I can think of two different approaches:

see if a semiparametric model fits the data, i.e., whether a certain link function (logit, probit, etc.) satisfies the parallelism assumption. Parallelism of, e.g., the logit of the cumulative distribution functions of Y, implies that there is a transformation f(Y) for which the dispersion is constant. Logit link → semiparametric proportional odds ordinal logistic model.
fit a model that allows you to specify covariates for the log of \sigma as well as for the mean. This is implemented beautifully in a Bayesian model with the R brms package brm fitting function.
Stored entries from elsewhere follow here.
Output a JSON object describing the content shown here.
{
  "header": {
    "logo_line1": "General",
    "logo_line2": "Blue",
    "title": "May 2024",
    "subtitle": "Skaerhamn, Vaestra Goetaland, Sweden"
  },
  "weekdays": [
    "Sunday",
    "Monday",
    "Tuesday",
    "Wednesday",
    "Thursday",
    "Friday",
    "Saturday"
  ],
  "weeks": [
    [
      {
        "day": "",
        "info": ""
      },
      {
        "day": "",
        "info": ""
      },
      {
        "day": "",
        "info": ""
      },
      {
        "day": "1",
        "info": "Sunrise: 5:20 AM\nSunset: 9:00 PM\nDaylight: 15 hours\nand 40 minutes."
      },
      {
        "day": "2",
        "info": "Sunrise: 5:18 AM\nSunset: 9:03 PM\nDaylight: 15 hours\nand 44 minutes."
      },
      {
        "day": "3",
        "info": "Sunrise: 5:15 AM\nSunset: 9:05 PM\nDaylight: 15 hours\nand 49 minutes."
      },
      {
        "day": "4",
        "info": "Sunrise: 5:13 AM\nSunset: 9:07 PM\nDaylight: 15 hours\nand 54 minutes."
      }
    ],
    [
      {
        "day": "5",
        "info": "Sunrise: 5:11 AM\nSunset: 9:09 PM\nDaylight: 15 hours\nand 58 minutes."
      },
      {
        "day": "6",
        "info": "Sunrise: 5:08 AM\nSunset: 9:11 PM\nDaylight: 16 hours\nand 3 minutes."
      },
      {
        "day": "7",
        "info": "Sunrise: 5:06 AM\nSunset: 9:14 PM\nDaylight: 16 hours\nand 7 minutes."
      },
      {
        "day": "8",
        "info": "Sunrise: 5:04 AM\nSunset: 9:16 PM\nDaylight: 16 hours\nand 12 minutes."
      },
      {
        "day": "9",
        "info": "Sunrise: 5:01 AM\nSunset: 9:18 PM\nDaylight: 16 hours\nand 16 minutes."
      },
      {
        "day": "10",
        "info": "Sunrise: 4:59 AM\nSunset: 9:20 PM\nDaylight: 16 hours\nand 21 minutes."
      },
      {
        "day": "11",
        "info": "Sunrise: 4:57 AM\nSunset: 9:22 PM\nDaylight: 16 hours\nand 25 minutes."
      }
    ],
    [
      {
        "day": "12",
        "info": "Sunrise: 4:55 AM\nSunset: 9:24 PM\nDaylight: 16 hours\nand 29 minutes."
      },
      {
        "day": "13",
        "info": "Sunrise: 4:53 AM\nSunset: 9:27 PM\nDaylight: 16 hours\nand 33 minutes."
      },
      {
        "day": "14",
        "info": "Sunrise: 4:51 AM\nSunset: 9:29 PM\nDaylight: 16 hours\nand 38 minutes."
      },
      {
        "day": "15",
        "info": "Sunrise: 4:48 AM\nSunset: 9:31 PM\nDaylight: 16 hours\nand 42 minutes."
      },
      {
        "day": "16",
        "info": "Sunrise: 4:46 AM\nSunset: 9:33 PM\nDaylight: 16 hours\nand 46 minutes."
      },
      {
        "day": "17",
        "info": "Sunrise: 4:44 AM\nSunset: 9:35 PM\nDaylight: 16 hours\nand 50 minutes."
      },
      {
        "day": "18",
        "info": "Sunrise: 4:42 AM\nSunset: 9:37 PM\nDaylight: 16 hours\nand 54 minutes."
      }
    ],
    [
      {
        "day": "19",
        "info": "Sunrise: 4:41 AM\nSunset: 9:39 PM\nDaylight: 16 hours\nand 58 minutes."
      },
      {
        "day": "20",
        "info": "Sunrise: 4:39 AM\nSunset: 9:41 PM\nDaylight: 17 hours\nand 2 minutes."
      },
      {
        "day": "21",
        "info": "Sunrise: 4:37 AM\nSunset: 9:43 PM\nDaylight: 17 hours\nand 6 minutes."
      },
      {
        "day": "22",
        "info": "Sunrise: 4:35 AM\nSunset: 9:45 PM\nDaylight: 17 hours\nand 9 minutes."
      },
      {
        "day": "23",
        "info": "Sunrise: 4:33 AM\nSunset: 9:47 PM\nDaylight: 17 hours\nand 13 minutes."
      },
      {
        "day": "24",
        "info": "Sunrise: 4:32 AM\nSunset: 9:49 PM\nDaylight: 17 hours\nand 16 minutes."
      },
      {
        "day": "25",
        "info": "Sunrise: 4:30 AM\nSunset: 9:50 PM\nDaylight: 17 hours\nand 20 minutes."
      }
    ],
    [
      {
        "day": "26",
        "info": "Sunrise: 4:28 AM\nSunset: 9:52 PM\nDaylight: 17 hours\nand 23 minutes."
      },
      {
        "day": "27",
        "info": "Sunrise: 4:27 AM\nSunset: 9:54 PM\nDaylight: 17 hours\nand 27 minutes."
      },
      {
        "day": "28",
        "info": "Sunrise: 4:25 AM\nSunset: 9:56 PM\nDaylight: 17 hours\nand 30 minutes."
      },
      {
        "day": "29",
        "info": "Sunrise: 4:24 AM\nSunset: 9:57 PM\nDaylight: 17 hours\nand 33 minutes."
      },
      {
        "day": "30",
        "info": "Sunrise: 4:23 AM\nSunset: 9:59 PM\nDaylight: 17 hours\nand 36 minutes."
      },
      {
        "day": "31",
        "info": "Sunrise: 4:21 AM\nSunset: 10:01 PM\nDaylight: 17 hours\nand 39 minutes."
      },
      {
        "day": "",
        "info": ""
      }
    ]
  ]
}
JDruns · April 22, 2021, 2:13am

There’s a chapter in the 2003 textbook ‘Semiparametric Regression’ by Ruppert, Wand, and Carroll that’s dedicated to variance function estimation, and starts with a very similar problem to yours. Their solution is to model the variance function semiparametrically—which, it sounds like, is what you want to do (understand how variance in oxygen consumption changes as a function of fitness). It might be worth checking out (it is Chapter 14, pages 261-267).